Эти последние улыбки природы, пожалуй, сильнее занимают и будоражат человека, чем самые жаркие летние лучи. Они напоминают пригожую женщину, разменявшую вторую половину четвертого десятка: она способна нежданно-негаданно, пусть и однажды, вскружить голову.

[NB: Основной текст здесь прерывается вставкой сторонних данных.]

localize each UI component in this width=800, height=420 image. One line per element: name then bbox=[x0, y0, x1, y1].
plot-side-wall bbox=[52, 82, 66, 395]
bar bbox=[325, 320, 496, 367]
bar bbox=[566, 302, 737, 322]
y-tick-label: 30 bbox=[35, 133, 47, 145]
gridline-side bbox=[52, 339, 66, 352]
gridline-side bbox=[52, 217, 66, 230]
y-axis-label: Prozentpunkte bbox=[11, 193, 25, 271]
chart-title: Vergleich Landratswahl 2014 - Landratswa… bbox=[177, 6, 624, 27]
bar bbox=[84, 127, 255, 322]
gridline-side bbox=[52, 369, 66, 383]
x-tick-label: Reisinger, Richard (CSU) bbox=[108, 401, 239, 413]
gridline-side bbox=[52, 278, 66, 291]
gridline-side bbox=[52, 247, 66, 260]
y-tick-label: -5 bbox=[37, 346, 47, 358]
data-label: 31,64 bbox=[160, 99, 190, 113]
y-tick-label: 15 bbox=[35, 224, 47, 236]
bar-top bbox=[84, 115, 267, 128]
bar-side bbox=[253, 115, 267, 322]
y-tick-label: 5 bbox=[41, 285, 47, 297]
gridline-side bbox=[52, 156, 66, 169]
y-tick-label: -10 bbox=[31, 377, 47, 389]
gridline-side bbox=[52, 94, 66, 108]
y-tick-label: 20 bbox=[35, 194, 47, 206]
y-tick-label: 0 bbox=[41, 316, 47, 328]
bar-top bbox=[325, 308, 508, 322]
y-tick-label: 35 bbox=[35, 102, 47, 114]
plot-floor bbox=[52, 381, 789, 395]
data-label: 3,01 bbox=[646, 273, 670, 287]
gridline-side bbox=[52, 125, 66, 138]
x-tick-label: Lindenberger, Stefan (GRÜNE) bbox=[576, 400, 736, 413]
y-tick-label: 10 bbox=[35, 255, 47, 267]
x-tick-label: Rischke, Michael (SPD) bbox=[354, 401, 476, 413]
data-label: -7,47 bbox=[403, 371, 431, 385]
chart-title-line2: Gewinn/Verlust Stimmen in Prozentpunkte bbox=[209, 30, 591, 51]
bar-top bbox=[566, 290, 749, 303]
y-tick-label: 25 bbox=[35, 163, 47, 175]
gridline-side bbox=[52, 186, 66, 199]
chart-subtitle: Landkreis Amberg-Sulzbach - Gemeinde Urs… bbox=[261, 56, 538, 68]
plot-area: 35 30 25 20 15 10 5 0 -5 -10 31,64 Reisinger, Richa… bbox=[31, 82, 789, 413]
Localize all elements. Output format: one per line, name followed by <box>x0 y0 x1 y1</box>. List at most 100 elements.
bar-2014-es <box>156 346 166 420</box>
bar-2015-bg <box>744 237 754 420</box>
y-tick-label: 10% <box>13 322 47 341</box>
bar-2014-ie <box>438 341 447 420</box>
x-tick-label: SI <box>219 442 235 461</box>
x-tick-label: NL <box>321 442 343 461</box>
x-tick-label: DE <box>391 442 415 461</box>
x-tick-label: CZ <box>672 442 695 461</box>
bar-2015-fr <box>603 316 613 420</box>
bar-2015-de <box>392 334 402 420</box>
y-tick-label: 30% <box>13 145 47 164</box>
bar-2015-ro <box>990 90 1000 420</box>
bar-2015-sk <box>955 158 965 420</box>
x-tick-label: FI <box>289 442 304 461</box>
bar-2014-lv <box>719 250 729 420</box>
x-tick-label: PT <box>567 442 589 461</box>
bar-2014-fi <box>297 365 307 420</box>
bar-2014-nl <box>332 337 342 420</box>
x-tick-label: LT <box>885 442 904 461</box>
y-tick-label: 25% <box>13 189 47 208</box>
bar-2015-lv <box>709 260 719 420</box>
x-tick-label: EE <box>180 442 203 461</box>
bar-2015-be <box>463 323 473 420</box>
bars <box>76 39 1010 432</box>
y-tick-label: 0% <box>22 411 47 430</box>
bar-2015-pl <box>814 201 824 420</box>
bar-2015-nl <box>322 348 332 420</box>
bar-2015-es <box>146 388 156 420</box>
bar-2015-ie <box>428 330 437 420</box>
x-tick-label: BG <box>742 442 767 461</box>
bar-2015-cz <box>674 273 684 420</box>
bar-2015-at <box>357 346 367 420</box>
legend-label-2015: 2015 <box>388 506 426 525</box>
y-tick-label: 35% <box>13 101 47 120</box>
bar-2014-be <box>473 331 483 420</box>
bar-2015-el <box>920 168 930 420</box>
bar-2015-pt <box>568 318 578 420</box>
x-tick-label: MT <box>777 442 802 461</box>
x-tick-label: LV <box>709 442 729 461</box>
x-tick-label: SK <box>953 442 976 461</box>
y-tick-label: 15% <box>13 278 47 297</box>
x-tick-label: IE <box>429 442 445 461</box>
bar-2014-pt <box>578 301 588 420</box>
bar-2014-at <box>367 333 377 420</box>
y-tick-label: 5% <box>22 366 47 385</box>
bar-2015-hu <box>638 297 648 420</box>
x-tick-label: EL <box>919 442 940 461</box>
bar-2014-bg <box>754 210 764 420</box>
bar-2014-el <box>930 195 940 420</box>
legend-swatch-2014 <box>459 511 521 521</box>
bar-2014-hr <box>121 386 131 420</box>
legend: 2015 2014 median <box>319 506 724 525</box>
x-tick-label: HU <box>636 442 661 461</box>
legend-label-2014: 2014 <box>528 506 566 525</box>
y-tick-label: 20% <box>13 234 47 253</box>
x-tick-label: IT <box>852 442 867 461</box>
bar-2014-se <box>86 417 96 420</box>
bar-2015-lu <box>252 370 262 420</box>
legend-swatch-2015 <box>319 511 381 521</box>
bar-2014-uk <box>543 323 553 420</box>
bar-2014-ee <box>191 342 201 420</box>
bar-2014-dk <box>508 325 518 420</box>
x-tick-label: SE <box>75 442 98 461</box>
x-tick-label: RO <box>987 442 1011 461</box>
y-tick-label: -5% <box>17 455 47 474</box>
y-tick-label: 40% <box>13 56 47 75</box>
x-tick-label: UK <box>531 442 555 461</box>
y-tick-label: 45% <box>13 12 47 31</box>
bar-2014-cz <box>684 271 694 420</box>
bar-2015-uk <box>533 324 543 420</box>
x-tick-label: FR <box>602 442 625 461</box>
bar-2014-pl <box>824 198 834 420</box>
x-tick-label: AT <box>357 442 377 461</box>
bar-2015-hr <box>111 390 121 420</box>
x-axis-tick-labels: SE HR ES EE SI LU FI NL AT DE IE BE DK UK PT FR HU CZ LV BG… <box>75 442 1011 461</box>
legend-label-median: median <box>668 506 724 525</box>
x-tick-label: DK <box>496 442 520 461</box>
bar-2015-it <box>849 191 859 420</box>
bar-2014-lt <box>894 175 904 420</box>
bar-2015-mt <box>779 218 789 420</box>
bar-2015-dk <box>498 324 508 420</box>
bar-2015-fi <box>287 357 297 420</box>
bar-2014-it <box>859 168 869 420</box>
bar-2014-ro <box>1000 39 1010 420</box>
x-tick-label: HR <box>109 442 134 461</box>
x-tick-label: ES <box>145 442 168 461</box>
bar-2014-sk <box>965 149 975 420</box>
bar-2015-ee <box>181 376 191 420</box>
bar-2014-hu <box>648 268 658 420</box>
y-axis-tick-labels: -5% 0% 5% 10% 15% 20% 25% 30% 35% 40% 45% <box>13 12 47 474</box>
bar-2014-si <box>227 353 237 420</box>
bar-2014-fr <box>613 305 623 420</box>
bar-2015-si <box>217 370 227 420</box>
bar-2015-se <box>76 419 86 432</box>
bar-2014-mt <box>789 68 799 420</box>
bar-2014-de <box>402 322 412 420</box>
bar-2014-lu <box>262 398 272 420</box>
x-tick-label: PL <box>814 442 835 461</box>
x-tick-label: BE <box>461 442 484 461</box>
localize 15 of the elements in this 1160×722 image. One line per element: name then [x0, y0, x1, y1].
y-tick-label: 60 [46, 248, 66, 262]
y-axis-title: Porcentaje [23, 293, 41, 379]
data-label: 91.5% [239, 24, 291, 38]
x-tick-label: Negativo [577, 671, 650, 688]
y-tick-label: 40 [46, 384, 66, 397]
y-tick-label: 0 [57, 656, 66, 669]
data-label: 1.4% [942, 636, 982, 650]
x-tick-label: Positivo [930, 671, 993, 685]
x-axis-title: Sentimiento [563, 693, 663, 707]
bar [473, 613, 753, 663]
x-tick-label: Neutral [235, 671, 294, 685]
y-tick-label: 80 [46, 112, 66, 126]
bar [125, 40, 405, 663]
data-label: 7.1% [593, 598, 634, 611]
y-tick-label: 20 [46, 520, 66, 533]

Немногие нынче помнят, с каких пор в аужбикайской низинке, на самом откосе, стало появляться на ранней зорьке в одно и то же время, не для сравнения будь сказано, родимое пятно. Его трудно было не заметить даже из ложбины, потому как задолго до его появления можно было услышать зычный и, как могло показаться, донельзя сердитый голос — кто-то отрывисто цедил сквозь зубы:

— Н-но, рыжий, н-но, плешивый! Борозду держите, рыжий да плешивый! Н-ноо, поганцы, волк вас задери! Фью-ю, раззявы, недотепы! Тпр-ру, куда вас несет нелегкая — не видите, что ли, лемех соскочил?! Живей раскачивайтесь, лодыри окаянные! Вам бы только бездельничать да хвостами помахивать… А ну пошевеливайтесь, не то на ходу уснете и с борозды свернете, стервецы! Фь-юю!

Эти понукания и попреки сопровождались громким щелканьем кнута, отчего по всему лесу прерывисто раскатывалось звонкое эхо. Лес повторял и сердитые окрики, доносившиеся из-за обрыва. Казалось, вся низина наполнена людскими голосами, на пашне полно пахарей, хотя трудился там всего-навсего один человек.

А вот и он сам.

Солнце, нырявшее во время купания в плывший над околицей туман, выплывает наконец, напоминая огромный, раскрашенный ярко-алой краской мяч, который так и не удалось утопить в воде. Отряхнувшись, но не досуха, оно мечет стрелы своих лучей над самой землей. Простирает-расстилает их над жнивьем, зажигает пламенем макушки деревьев в лощине, в то время как косогор все еще окутан сероватой дымкой.

На склоне горы, в сиянии солнца, источающего жизнь и вечную молодость, появляется пара огромных черных волов, осыпанных яркими лучами, как соломой, которая золотится в овине, когда ее гнут, ломают и перетирают в труху, — кажется, волы так и светятся изнутри.